EHR à la the 'Affordable' Care Act Is Driving Up Costs

July 18, 2011

To implement EHR nationwide, it could cost $168 billion - it boggles the mind, but where does it come from?

To implement EHR nationwide, it could cost $168 billion - it boggles the mind, but where does it come from? 

Several years ago rumors were circulating that Kaiser was going to commit $2 billion to an EHR. An article in a recent edition of the Los Angeles Times reported that the figure was $4 billion. After reading the article, sources within Kaiser confided that they thought the number was closer to $5 billion.

This comes only a few months after some Kaiser facilities reduced the number of patients that their physicians were expected to see each hour from four to three. This change would effectively require them to increase the size of their physician workforce by 33 percent to see the same number of patients annually.

Kaiser insures about 8.9 million people in 11 states and has about 14,600 physicians. In general, the cost of acquiring and operating an EHR is proportional to the size of the healthcare organization, the number of patients and the number of practitioners and ancillary staff. Kaiser's EHR cost works out to roughly $560/patient or about $340,000 per doctor. The length of time over which they intend to amortize this expense is unclear.

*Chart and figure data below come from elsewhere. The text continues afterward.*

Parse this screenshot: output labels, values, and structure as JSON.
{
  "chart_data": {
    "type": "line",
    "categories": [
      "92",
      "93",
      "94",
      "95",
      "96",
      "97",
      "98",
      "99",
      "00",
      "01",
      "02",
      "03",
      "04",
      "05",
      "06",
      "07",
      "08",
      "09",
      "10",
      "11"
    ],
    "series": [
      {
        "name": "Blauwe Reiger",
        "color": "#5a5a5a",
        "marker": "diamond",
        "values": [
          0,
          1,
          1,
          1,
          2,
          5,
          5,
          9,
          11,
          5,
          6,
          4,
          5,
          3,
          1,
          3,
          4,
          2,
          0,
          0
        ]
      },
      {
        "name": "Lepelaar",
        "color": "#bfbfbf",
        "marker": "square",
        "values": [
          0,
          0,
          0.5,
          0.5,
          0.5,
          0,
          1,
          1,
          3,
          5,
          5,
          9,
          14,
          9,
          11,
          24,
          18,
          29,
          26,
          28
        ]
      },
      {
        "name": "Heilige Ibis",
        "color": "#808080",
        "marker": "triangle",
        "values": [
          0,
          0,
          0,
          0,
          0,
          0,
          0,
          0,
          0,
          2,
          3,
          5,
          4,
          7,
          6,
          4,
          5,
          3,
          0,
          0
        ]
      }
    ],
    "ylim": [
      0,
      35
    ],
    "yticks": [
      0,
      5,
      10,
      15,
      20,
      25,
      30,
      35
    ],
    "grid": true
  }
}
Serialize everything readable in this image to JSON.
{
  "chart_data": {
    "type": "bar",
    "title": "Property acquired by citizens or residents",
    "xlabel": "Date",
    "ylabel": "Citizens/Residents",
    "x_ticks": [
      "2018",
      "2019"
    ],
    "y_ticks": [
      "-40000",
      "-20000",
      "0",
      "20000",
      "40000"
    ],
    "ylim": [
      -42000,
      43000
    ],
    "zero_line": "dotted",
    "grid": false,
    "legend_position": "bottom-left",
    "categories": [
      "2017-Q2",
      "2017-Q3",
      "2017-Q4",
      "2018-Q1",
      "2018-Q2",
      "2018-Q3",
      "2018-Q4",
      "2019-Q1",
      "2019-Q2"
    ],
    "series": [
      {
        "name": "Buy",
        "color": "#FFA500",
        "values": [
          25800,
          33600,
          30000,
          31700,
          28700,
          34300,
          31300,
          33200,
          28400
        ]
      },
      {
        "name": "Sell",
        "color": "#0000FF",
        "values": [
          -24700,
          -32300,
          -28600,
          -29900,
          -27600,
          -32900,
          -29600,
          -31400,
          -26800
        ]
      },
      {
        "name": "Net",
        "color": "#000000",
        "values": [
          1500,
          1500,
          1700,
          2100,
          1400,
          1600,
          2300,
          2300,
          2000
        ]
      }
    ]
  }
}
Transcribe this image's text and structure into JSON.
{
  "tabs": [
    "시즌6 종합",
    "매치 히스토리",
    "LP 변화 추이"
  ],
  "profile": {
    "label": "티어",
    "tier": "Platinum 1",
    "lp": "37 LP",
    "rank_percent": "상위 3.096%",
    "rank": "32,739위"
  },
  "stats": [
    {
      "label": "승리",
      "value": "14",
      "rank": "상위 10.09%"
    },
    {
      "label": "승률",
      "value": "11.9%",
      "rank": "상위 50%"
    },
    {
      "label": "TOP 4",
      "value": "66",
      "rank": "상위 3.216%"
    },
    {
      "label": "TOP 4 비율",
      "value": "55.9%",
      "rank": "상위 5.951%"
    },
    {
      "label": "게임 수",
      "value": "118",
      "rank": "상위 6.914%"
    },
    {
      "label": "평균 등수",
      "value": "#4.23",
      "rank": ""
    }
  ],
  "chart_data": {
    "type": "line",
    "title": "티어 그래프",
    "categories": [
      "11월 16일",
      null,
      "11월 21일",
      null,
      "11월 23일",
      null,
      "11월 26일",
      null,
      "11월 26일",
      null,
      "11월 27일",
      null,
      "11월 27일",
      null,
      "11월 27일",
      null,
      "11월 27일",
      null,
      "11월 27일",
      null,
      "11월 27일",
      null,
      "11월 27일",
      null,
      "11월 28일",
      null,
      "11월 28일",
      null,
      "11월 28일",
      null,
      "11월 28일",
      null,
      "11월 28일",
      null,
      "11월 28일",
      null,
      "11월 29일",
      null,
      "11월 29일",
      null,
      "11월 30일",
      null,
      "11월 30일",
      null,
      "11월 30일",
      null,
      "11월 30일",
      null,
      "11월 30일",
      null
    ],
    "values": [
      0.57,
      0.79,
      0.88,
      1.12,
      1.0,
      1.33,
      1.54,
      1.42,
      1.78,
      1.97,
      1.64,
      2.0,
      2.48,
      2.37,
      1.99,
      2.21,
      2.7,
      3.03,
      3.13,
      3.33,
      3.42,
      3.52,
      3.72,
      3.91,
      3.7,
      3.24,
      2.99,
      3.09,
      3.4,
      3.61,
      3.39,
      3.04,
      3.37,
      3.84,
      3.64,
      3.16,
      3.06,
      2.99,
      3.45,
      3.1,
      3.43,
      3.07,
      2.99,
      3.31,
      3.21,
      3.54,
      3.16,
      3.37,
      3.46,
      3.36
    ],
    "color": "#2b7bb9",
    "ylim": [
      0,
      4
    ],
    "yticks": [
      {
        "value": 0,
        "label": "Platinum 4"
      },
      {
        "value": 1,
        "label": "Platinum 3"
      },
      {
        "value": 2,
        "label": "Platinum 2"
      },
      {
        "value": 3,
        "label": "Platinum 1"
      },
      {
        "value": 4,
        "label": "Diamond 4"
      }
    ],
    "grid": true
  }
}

If every practice implemented an EHR that was equivalent to Kaiser's and assuming the cost to each practice was proportional to Kaiser's expense, the total cost would be 300,000,000 (the US population) multiplied by the EHR cost per patient or $168 billion dollars. In reality, the cost to small practices can be expected to be higher because they lack Kaiser’s economies of scale.

On April 12, 2010, the Wall Street Journal reported that "the nation could face a shortage of as many as 150,000 doctors in the next 15 years." The U.S. now has approximately 353,000 primary-care doctors and an equal number of specialists. If their productivity is proportionately lowered by the use of EHR in the same way that Kaiser has been affected, the number of additional physicians that will be needed in the future is 267,300, not 150,000.

Perhaps these projections are wildly unreasonable. Perhaps, if everyone did EHR the same way, the cost to each practice might be lower. Let’s assume, for a moment, the cost was closer to Kaiser’s original estimate of $225 per patient. The total cost of implementing EHR nationwide would “only” be $68 billion but that's still a big number. The question is, when facing added internal expenses of this magnitude, how can the implementation of the Federal EHR strategy conceivably lower healthcare cost?

Think I'm crazy? Modern Healthcare reported on June 28 that "Buying health insurance benefits from Kaiser Permanente could be cheaper than it is, but because of some unusually high costs, the company charges more than it should, according to Dr. Benjamin Chu, the president of Kaiser's Southern California region… In fact, Chu said Kaiser could be 15 percent to 20 percent less than its competitors absent some high cost factors. Those factors include high labor costs... "

I've raised this issue in other posts but the basis for my concern was based on theory. The government has mandated that we collectively participate in an experiment to test this theory. The results are beginning to come in and the theory seems to be faring reasonably well so far. Assuming the average physician has a panel size of 1,800, the cost of their EHR (over the same time period that Kaiser assumes) would be approximately $400,000 times the number of physicians in the practice. Balancing these costs, any potential incentive payments, the possibility of a one to two percent reimbursement penalty for not using a certified EHR and the cost of being even slightly less productive, the average practitioner could be tens of thousands ahead over the life of their practice by focusing on caring for the patients rather than by participating in the regulatory game.